In the pictures attached, you can see that the bit loaded doesn't reach bit 5 of the shift register until it has been shifted 6 times. That means that the "length" of my shift register is 6 : bits 0 thru 5.

I continued to shift, watching the single bit marching up the first DINT, so any usable data in bits 6 to 31 gets destroyed.

I needed 32 shifts to get my "Data_In" into bit 31 of the first DINT. Another shift did not shift the Data-In bit into bit 0 of the second DINT, that will only occur if the .LEN is greater than 31

Starting Position.jpg After 1 shift.jpg After 6 Shifts.jpg After 32 Shifts.jpg
 
So, AutomationTechBrian only wants to shift 5 bits of a DINT, leaving the remaining bits unchanged.

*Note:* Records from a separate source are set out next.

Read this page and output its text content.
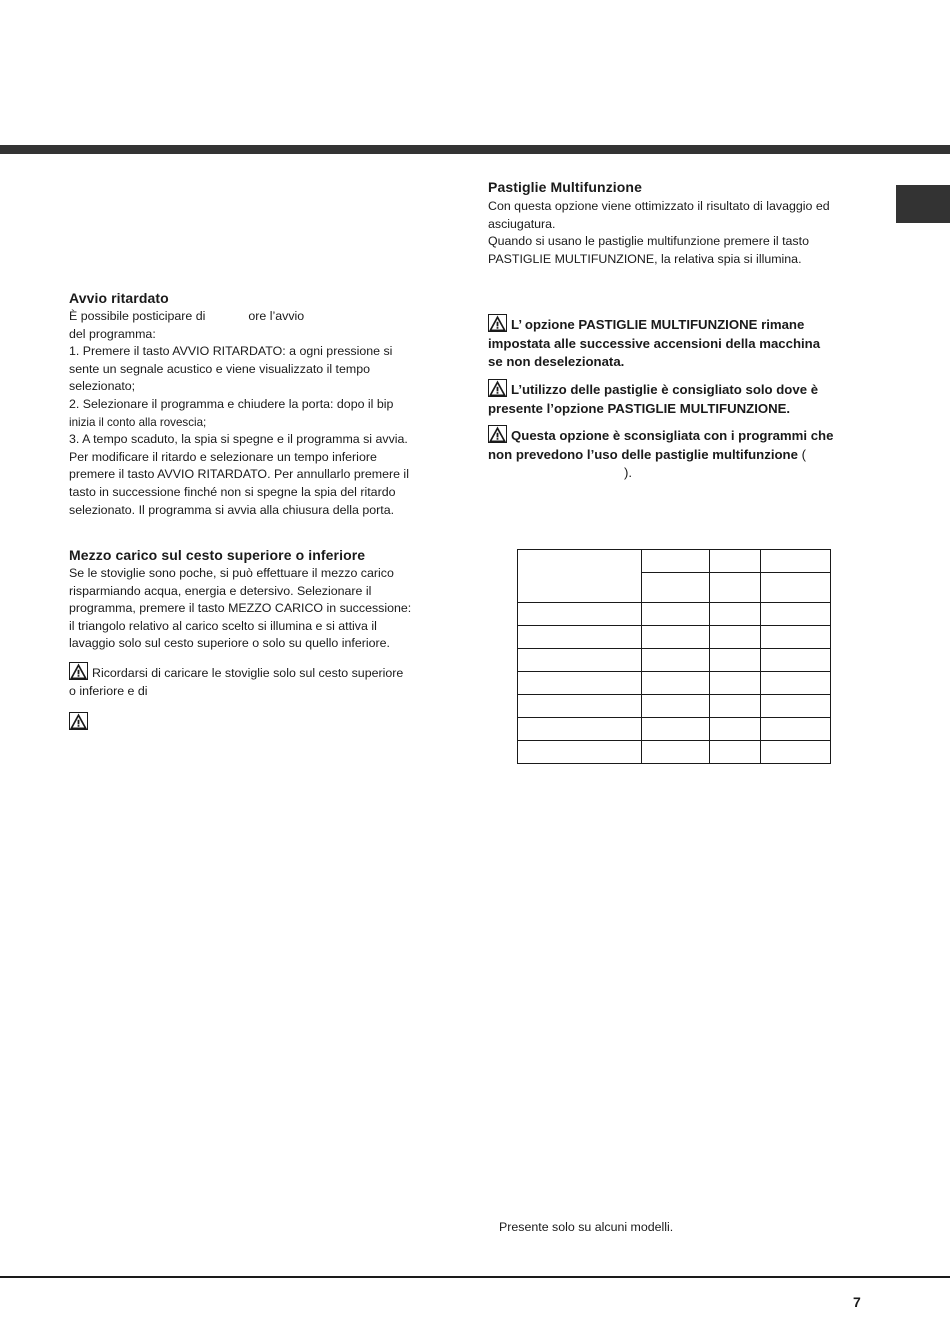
Pastiglie Multifunzione

Con questa opzione viene ottimizzato il risultato di lavaggio ed
asciugatura.
Quando si usano le pastiglie multifunzione premere il tasto
PASTIGLIE MULTIFUNZIONE, la relativa spia si illumina.

L’ opzione PASTIGLIE MULTIFUNZIONE rimane
impostata alle successive accensioni della macchina
se non deselezionata.

L’utilizzo delle pastiglie è consigliato solo dove è
presente l’opzione PASTIGLIE MULTIFUNZIONE.

Questa opzione è sconsigliata con i programmi che
non prevedono l’uso delle pastiglie multifunzione (
).

Avvio ritardato

È possibile posticipare di	ore l’avvio
del programma:
1. Premere il tasto AVVIO RITARDATO: a ogni pressione si
sente un segnale acustico e viene visualizzato il tempo
selezionato;
2. Selezionare il programma e chiudere la porta: dopo il bip
inizia il conto alla rovescia;
3. A tempo scaduto, la spia si spegne e il programma si avvia.
Per modificare il ritardo e selezionare un tempo inferiore
premere il tasto AVVIO RITARDATO. Per annullarlo premere il
tasto in successione finché non si spegne la spia del ritardo
selezionato. Il programma si avvia alla chiusura della porta.

Mezzo carico sul cesto superiore o inferiore

Se le stoviglie sono poche, si può effettuare il mezzo carico
risparmiando acqua, energia e detersivo. Selezionare il
programma, premere il tasto MEZZO CARICO in successione:
il triangolo relativo al carico scelto si illumina e si attiva il
lavaggio solo sul cesto superiore o solo su quello inferiore.

Ricordarsi di caricare le stoviglie solo sul cesto superiore
o inferiore e di

Presente solo su alcuni modelli.
7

One solution would be to perform the shift on another DINT then put only the bits you wanted to shift back into the original DINT, without upsetting the other bits.

BTD instructions will do that for you easily ...


In the attached picture I have done exactly that, plus I have wrapped it to create a circular shift, by mapping bit 4 of the shifted DINT back to the Data_In of the BSL.

You can see that temp_DINT[0] is happily shifting bits beyond where I wanted to, but that doesn't matter, because the BTD is only updating bits 4 to 8 (5 bits) of my data word.